元意恍惚了一下,直到萧恒望过来,才笑道,“昨儿个梦到我阿娘,吵到你了?”
她梦到的并不是庞氏,而是上辈子的母亲,那一个唯一对她好的女人,只可惜最后因病去世了,似乎前世今生,她都缺一份母女情缘。
“没有。”萧恒低低地应了一声,摸了摸她的脸,问道:“怎么突然想到你娘,等你身子舒服了,爷带你去上香。”
元意摇摇头,“不麻烦爷了,我前阵子刚去过。”
萧恒没再说话,揽着她赖了会儿床,才齐齐起来,他想起了身上穿的里衣,笑了笑,道:“意儿的手艺很不错,爷穿着舒服。”
元意这才注意到他的里衣,仔细瞧了一会儿,发现刚好合身,满意地点点头,“果然不错。”
看她得脸上又出现了熟悉的表情,萧恒愉悦地勾起了嘴唇,桃花眼勾魂夺魄得眯起,不正经地勾起元意的下巴,道:“意儿说要给爷做十几身里衣,可还记得?”
元意拍掉他的手,喊了外边的奴婢进来伺候,道:“这几天正好有空,可以多给你做几身。”
萧恒大笑,搂着她的腰,亲昵地捏了捏她鼻子,道:“意儿真好。”
这时候外边的奴婢已经进来了,见到两人亲昵的动作,俱是脸上一羞,踟蹰着不知如何是好。
元意也被他厚脸无耻的动作弄得一恼,踩了他一脚,不理会他不怀好意的笑声,招呼了奴婢开始梳洗。
两人又开始了一日的行程,一起用膳请安,萧恒出府,元意回房。
元意回了房,处理了院子的一些杂事,陈嬷嬷就进来了,手里还拿着一个锦绣牡丹香囊。她知道此事有了结果,不由自主地坐直了身子,问道:“怎么样,结果出来了吗?”
陈嬷嬷在一旁坐下,脸色凝重地摇了摇头,“奴婢找了好几个经验丰富的师傅看了,都看不出什么名堂,都说是安宁聚神的香料。”
元意脸色一沉,拿着香囊端详了许久,不知在想些什么,之后才把它递给陈嬷嬷,道:“向把它收起来,让人仔细盯着云姨娘几人,看看她们最近有没有什么异常。

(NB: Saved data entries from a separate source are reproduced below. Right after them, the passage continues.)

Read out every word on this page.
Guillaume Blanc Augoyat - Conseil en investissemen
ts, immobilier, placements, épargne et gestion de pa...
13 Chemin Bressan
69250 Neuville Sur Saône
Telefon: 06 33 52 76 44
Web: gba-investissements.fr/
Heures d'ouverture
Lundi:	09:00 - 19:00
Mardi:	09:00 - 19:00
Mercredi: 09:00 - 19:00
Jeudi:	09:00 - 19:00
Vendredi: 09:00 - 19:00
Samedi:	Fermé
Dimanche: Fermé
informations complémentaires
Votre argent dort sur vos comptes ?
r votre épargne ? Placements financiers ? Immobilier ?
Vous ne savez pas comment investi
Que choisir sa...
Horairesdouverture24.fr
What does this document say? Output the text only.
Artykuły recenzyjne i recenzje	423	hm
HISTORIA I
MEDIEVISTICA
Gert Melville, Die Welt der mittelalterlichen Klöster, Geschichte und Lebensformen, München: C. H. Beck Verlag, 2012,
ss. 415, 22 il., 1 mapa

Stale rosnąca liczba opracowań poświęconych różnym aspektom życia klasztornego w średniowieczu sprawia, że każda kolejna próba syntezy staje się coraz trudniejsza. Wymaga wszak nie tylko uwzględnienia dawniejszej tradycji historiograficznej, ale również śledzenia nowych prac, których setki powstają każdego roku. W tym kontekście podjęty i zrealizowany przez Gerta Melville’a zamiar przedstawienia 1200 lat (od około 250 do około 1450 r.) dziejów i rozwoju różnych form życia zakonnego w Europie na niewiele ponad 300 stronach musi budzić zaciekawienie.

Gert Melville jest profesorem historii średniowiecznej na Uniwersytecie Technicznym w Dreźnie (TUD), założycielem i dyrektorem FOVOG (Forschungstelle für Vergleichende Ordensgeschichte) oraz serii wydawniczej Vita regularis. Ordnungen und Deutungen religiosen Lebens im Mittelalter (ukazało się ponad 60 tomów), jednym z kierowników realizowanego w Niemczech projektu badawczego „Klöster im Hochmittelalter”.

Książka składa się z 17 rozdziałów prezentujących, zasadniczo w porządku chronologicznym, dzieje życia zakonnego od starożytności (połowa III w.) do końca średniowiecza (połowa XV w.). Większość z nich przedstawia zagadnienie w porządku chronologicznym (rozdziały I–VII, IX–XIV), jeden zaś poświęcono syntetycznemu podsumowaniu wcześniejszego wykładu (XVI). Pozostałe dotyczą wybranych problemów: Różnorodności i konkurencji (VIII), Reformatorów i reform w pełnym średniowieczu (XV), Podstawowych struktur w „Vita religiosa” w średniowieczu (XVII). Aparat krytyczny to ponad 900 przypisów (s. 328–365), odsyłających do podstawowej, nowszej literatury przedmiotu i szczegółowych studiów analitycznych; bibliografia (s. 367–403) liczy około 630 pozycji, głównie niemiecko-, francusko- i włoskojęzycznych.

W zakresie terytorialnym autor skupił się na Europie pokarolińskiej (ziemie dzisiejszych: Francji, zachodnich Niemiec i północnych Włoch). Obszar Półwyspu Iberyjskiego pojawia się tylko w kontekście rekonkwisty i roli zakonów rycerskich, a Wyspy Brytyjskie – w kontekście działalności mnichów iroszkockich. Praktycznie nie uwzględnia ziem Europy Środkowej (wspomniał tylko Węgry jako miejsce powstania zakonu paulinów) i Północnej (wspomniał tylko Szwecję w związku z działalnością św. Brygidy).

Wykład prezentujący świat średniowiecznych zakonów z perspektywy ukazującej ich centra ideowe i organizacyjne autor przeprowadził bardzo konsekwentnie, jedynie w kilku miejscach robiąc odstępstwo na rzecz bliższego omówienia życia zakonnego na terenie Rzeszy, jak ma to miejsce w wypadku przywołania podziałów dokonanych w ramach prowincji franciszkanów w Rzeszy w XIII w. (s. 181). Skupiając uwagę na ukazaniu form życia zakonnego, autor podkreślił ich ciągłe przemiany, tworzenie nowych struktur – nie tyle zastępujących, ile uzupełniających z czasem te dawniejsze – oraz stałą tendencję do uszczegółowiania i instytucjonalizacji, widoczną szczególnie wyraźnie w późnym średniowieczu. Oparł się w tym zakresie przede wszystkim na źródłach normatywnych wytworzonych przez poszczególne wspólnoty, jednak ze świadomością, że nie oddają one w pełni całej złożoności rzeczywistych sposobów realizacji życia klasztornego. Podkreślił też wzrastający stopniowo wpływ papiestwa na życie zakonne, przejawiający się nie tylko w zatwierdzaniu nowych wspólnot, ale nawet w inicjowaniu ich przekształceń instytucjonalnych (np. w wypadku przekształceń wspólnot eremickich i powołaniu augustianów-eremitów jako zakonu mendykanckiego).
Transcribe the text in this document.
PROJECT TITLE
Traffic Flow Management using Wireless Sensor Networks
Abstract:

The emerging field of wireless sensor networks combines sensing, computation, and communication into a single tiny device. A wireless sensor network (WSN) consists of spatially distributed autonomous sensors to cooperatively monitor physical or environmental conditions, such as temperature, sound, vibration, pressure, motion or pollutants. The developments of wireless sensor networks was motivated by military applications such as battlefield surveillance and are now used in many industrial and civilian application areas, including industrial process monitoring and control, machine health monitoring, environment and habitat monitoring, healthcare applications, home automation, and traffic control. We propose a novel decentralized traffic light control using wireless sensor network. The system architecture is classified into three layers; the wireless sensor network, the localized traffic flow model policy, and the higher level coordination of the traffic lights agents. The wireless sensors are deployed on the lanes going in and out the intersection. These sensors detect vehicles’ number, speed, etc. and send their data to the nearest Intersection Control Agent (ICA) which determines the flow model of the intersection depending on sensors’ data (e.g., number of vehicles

”
陈嬷嬷慎重地点了点头,下去吩咐不提。
这时候腊梅鬼鬼祟祟得凑近来,道:“姑娘,云姨娘病了。”
元意被这话弄得一激灵,惊讶地问道:“什么?她怎么会病了,昨天不是还好好的吗?”她想起了还病怏怏的花姨娘,一个人鼓捣出的幺蛾子就够让她烦不胜烦,再来一个,她甭想有好日子过。
熟料腊梅却是掩嘴偷乐,眼珠子机灵地转着,“云姨娘的病不同于花姨娘,这可是心病。”
元意眯起眼睛,“什么意思?”
“昨儿个姑爷不是去了她房里嘛,后来又回了咱们正房,听说云姨娘砸了不少东西,后院的女人都在笑话她呢。”她幸灾乐祸地笑了笑,继续道:“所以她也没脸出门,正躲在房里装病呢。”
元意松了一口气,不得不说,萧恒没在云姨娘那里过夜,她心里还是有几分高兴,不管日后如何,他此时能考虑她的体面,就值得她对他多了几分感激。昨天兰紫的事传遍之后,院子里的下人都躁动了许多,然而又因为昨天他又宿在她的房里,那些人又恢复了恭敬。
尽管她承不承认,女人在后院生存,最大的依靠还是男人。


104书房之争

“姑娘,这是门人呈给您的请帖。”
元意正在书房临摹字帖,樱桃拿了一封大红烫金请帖递给她,搁下笔,打开一看,却是永宁伯府上的帖子。
萧恒今天没有出去,而是在一旁看着元意练字,他顺手拿过来一看,立马就乐,“原来是永宁伯府上的。”
他的表情有异,元意便扯了扯他的袖子,问道:“有什么问题吗?”
永宁伯是当初是靠军功马上封侯,世代席替,到了这一代已经降为末等伯,若是再没有些争气的子孙,怕是从此没落。只是瘦死骆驼比马大,尽管只是伯爵,但毕竟辉煌了好几代,祖上还是开国功臣,其地位不是一般的新贵能够比得上。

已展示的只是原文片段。